Your kernel may be too complex to finish in the time allotted by the watchdog timer simply because it has too much work to do, or (seems more likely here) because it contains a bug that causes execution to “go off into the weeds”.

I would suggest reducing the size of the data operated on by the kernel, and then running under control of cuda-memcheck. Note that the return type of sizeof() is the unsigned 64-bit type size_t. This will introduce slower 64-bit arithmetic into the address computation, and it may cause trouble due to mixed signed/unsigned computation possibly producing integer wrap-around for the index, depending on the type of the other variables involved.

Thanks, that makes a lot of sense. I noticed if I made the problem smaller, it also did not crash anymore.
The target size probably just makes it in time with 128 and not when it has to do the division as well.
Is there a way to increase the time out period?
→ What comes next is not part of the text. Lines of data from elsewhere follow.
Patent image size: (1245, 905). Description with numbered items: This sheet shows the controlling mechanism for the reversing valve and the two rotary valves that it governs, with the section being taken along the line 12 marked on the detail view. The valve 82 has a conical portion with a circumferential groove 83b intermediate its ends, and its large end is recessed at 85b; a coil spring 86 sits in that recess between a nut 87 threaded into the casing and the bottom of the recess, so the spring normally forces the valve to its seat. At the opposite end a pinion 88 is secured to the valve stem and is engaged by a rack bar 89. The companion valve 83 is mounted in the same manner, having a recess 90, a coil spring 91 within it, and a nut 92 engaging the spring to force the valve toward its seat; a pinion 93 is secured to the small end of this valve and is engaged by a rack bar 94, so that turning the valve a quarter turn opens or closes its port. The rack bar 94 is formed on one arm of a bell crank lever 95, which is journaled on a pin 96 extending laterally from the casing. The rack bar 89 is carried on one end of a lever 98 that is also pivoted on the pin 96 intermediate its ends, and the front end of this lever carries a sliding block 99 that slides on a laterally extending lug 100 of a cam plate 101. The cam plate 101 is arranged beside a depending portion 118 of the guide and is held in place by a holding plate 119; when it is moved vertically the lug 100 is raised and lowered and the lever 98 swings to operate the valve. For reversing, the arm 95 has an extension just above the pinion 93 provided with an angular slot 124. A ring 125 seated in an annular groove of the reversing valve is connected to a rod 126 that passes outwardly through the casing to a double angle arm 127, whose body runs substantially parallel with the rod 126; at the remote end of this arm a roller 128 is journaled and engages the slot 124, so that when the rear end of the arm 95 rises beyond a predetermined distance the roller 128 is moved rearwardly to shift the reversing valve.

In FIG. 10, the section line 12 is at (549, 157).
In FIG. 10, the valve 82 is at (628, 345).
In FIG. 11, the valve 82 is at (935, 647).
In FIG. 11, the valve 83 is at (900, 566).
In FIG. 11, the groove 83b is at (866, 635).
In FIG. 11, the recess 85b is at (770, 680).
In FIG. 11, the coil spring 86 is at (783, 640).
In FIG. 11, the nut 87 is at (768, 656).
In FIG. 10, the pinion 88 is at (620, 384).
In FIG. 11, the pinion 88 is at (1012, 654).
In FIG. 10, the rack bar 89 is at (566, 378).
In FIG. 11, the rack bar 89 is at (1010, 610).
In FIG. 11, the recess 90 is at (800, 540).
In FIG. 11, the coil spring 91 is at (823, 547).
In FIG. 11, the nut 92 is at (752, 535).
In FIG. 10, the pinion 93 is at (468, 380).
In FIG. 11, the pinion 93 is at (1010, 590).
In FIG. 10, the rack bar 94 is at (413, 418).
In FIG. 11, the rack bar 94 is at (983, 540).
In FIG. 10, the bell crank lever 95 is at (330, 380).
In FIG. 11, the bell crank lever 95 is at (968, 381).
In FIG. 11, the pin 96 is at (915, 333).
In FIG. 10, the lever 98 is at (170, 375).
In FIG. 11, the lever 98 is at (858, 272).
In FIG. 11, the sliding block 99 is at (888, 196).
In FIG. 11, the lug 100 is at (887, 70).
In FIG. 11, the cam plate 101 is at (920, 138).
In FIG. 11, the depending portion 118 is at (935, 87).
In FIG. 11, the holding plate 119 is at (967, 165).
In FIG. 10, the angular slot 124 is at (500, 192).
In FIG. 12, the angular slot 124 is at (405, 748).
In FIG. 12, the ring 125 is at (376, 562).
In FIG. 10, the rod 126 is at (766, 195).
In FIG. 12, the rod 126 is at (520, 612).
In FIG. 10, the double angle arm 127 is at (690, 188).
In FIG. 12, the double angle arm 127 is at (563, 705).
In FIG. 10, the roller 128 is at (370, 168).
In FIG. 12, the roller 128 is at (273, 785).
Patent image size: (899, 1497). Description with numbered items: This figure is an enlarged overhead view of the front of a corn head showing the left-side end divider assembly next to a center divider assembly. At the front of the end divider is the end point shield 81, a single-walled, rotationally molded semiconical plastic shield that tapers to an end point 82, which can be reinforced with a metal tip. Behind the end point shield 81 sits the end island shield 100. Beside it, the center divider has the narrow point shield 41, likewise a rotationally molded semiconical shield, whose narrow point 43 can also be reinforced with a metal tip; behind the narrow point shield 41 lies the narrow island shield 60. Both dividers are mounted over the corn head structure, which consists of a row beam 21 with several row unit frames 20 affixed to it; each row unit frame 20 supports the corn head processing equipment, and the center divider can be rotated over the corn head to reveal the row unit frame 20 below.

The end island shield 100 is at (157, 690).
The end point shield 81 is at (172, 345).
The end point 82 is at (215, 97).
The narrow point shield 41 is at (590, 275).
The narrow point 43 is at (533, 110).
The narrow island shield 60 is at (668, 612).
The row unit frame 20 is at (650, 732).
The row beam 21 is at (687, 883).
There must be programs which use the kernel for much longer periods than a few seconds.

There’s a pinned posting at the top of this forum that you are now posting in, which describes this:

https://devtalk.nvidia.com/default/topic/459869/cuda-programming-and-performance/-quot-display-driver-stopped-responding-and-has-recovered-quot-wddm-timeout-detection-and-recovery-/

Thanks, increasing the wait time in the registry indeed fixed the problem.
Still a bit annoying that while I run my simulations, my whole 4 core cpu is dead, I can not do some browsing during the gpu operation and have to wait until it is finished.

Since CUDA kernel launches are asynchronous, unless you use synchronization calls that cause busy waiting for the CPU, the full processing power of the CPU is in fact available while the GPU kernel is running.

However, because the GPU is completely taken up by the CUDA kernel, the GUI is frozen because GUI updates also require the GPU, which is unavailable for graphics while the CUDA kernel is running.

A straightforward workaround is to acquire a cheap low-end GPU (for example, I have used a Quadro 600 in the past for this purpose, but there are likely cheaper options than that) and use that to drive the display, while the expensive high-performance GPU remains reserved for CUDA apps.

Getting back to your original question, given that the code seems to be bug free and merely affected by time-out, try pre-computing the stride at the start of the kernel:

const int stride = d_cholp / (int)sizeof(float);

Then later use the stride in the index computation:

tmp2 = _chol_[ cb + i*stride + j ] ; //cb=cluster i=row, j=column

That way you are avoiding the magic constant, while retaining good performance.

I never had the problem before when I had 2 graphics cards indeed. Unfortunately sold them both when I got the TitanX.
I would expect the optimizer to take the division out of the loop, but I had switched off all optimizations to debug this problem. Still better perhaps to write it optimized, just in case.